Thanks to two partnering opportunities -- one new and one tried-and-true -- the AAFP is boosting its efforts to attract students to family medicine by pairing young people with family medicine residents who will serve as mentors.

Ventures Scholars Program
The effort grows from an AAFP partnership with the Ventures Scholars, a national information clearinghouse and outreach program that recruits underrepresented minority and first-generation college-bound students into science and math-based studies. The Academy also is working with the Association of Family Medicine Residency Directors, which has recruited 30 participating residency training programs.

With the names of participating residency training programs in hand and a track record of providing information to participants of Ventures Scholars, the Academy began contacting students and their academic counselors to let them know about the role of family medicine in resolving medical problems facing individuals, families and communities.
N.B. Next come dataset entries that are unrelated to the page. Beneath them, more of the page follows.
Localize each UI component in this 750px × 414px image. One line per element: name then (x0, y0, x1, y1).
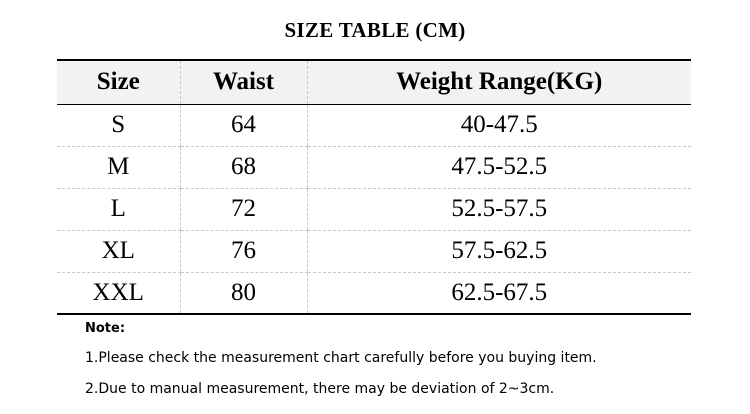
cell-weight-range: 40-47.5 (306, 104, 691, 147)
notes-heading: Note: (85, 321, 126, 336)
cell-waist: 76 (179, 230, 307, 273)
column-header-waist: Waist (179, 60, 307, 105)
table-row: M 68 47.5-52.5 (57, 146, 691, 189)
cell-size: L (57, 188, 180, 231)
column-header-size: Size (57, 60, 180, 105)
column-header-weight-range: Weight Range(KG) (306, 60, 691, 105)
table-row: XL 76 57.5-62.5 (57, 230, 691, 273)
table-row: S 64 40-47.5 (57, 104, 691, 147)
cell-waist: 68 (179, 146, 307, 189)
table-header-row: Size Waist Weight Range(KG) (57, 60, 691, 105)
cell-waist: 72 (179, 188, 307, 231)
cell-size: XXL (92, 278, 144, 306)
cell-weight-range: 52.5-57.5 (306, 188, 691, 231)
cell-waist: 80 (179, 272, 307, 314)
table-row: XXL 80 62.5-67.5 (57, 272, 691, 314)
cell-waist: 64 (179, 104, 307, 147)
note-item: 2.Due to manual measurement, there may b… (85, 381, 555, 397)
table-title: SIZE TABLE (CM) (284, 18, 466, 42)
cell-size: S (57, 104, 180, 147)
cell-weight-range: 47.5-52.5 (306, 146, 691, 189)
table-row: L 72 52.5-57.5 (57, 188, 691, 231)
size-table: Size Waist Weight Range(KG) S 64 40-47.5… (57, 59, 691, 315)
cell-size: M (57, 146, 180, 189)
notes-section: Note: 1.Please check the measurement cha… (85, 318, 597, 397)
note-item: 1.Please check the measurement chart car… (85, 350, 597, 366)
cell-weight-range: 62.5-67.5 (306, 272, 691, 314)
cell-size: XL (57, 230, 180, 273)
cell-weight-range: 57.5-62.5 (306, 230, 691, 273)
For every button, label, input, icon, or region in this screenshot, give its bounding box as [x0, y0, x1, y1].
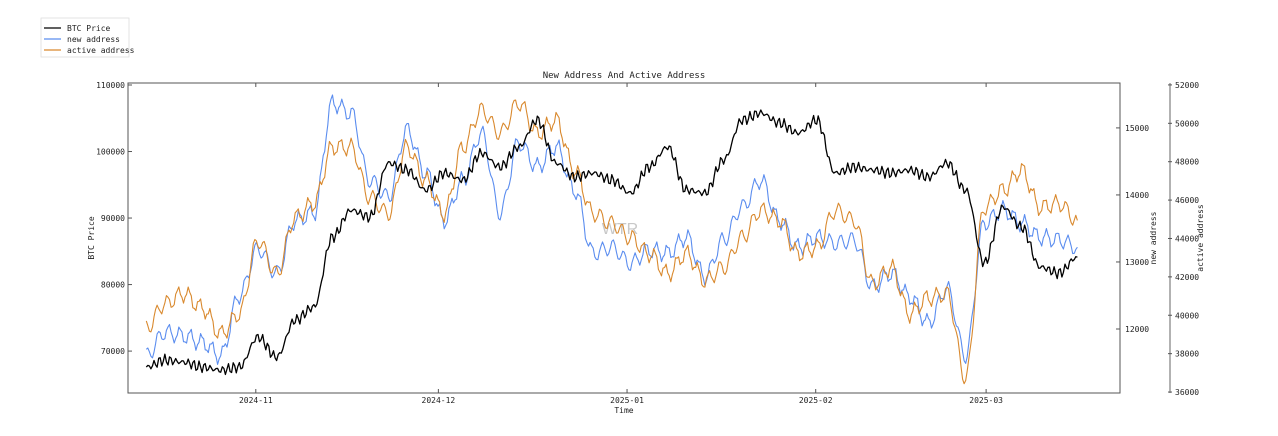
x-tick-label: 2025-03	[969, 396, 1003, 405]
new-address-tick-label: 12000	[1125, 325, 1149, 334]
active-address-tick-label: 50000	[1175, 119, 1199, 128]
series-line-new-address	[145, 94, 1078, 365]
active-address-tick-label: 40000	[1175, 311, 1199, 320]
new-address-tick-label: 13000	[1125, 258, 1149, 267]
series-layer	[145, 94, 1078, 385]
new-address-tick-label: 15000	[1125, 124, 1149, 133]
active-address-tick-label: 42000	[1175, 273, 1199, 282]
tick-layer: 2024-11 2024-12 2025-01 2025-02 2025-03 70000…	[96, 81, 1199, 405]
active-address-axis-label: active address	[1196, 204, 1205, 272]
left-tick-label: 110000	[96, 81, 125, 90]
new-address-axis-label: new address	[1149, 211, 1158, 264]
x-tick-label: 2024-12	[422, 396, 456, 405]
left-tick-label: 100000	[96, 148, 125, 157]
legend: BTC Price new address active address	[40, 17, 135, 58]
left-tick-label: 90000	[101, 214, 125, 223]
x-tick-label: 2025-01	[610, 396, 644, 405]
plot-frame	[127, 82, 1121, 394]
active-address-tick-label: 52000	[1175, 81, 1199, 90]
legend-label-new-address: new address	[67, 35, 120, 44]
left-tick-label: 80000	[101, 281, 125, 290]
x-axis-label: Time	[614, 406, 633, 415]
series-line-btc-price	[145, 109, 1078, 376]
x-tick-label: 2025-02	[799, 396, 833, 405]
active-address-tick-label: 46000	[1175, 196, 1199, 205]
active-address-tick-label: 38000	[1175, 350, 1199, 359]
active-address-tick-label: 44000	[1175, 234, 1199, 243]
watermark: WTR	[602, 221, 638, 238]
chart-title: New Address And Active Address	[543, 71, 706, 81]
left-axis-label: BTC Price	[87, 216, 96, 260]
series-line-active-address	[145, 99, 1078, 385]
active-address-tick-label: 48000	[1175, 158, 1199, 167]
active-address-tick-label: 36000	[1175, 388, 1199, 397]
legend-label-btc: BTC Price	[67, 24, 111, 33]
x-tick-label: 2024-11	[239, 396, 273, 405]
new-address-tick-label: 14000	[1125, 191, 1149, 200]
left-tick-label: 70000	[101, 347, 125, 356]
legend-label-active-address: active address	[67, 46, 135, 55]
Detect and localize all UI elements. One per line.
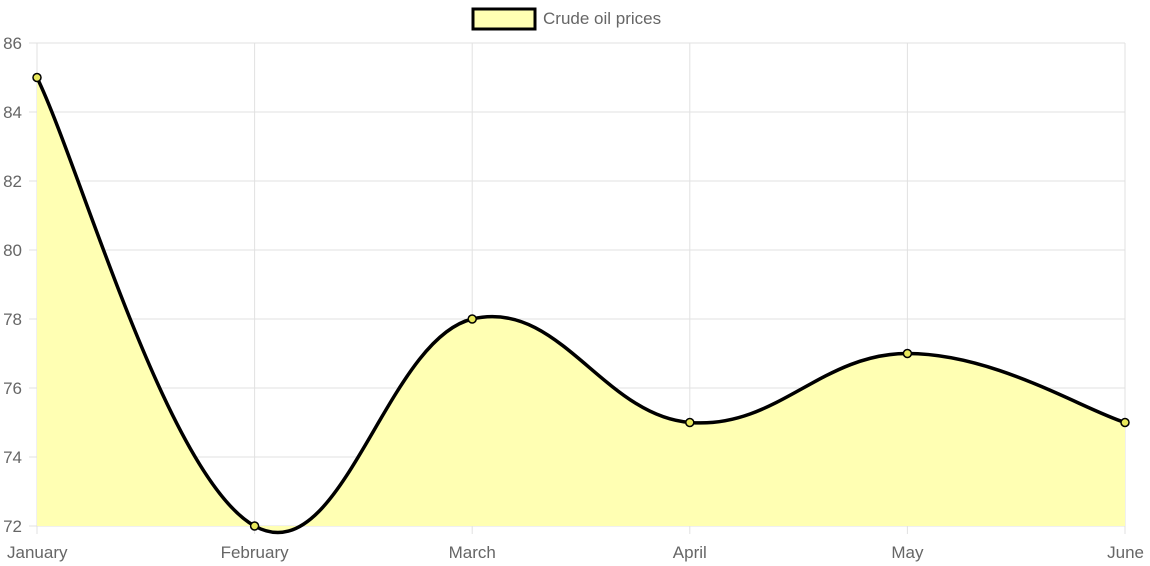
x-axis-ticks: January February March April May June — [7, 543, 1144, 562]
data-point[interactable] — [1120, 417, 1130, 428]
x-tick-label: February — [221, 543, 290, 562]
data-point[interactable] — [685, 417, 695, 428]
y-tick-label: 84 — [3, 103, 22, 122]
legend-label[interactable]: Crude oil prices — [543, 9, 661, 28]
data-point[interactable] — [249, 521, 260, 531]
data-point[interactable] — [32, 72, 42, 83]
legend[interactable]: Crude oil prices — [471, 7, 661, 31]
legend-swatch[interactable] — [471, 7, 537, 31]
x-tick-label: January — [7, 543, 68, 562]
area-layer — [37, 77, 1125, 533]
y-tick-label: 72 — [3, 517, 22, 536]
series-area — [37, 77, 1125, 533]
x-tick-label: March — [449, 543, 496, 562]
y-tick-label: 74 — [3, 448, 22, 467]
data-point[interactable] — [467, 314, 477, 324]
y-tick-label: 80 — [3, 241, 22, 260]
y-tick-label: 86 — [3, 34, 22, 53]
y-tick-label: 78 — [3, 310, 22, 329]
data-point[interactable] — [902, 348, 913, 359]
x-tick-label: April — [673, 543, 707, 562]
y-axis-ticks: 72 74 76 78 80 82 84 86 — [3, 34, 22, 536]
x-tick-label: May — [891, 543, 924, 562]
x-tick-label: June — [1107, 543, 1144, 562]
point-layer — [32, 72, 1130, 531]
y-tick-label: 82 — [3, 172, 22, 191]
y-tick-label: 76 — [3, 379, 22, 398]
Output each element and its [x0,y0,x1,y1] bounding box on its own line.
A September communication explained the role family physicians play in helping reduce health care disparities in medically underserved areas.

"We had a tremendous response," said Amy McGaha, M.D., assistant director of the AAFP Division of Medical Education. "We had 40 high school and undergraduate students write back to us wanting more information about family medicine."

Each student then received an individual response that included the name of a participating family medicine residency training program that will pair a resident mentor with the student.

Resident mentors have several options in working with their students, said McGaha. Each resident can tailor the mentoring experience to his or her own schedule, the student's calendar and their mutual interests. Some mentoring relationships rely heavily on e-mail correspondence; others include shadowing experiences.

"This program is good for the residents as well, because they get the chance to become a role model," said McGaha.

Ventures Scholars promotes access to higher education for young adults interested in math or science-based careers. The program focuses on students from underrepresented communities or families whose parents or guardians did not continue education beyond high school. Currently, 4,921 undergraduate students and 14,419 high school students from all 50 states, Puerto Rico, the Virgin Islands and in U.S. military families overseas participate in Ventures Scholars.

The Academy's efforts stem from data that demonstrate students who hail from minority or underserved rural or urban communities are more likely to return to those communities to provide health care, said McGaha.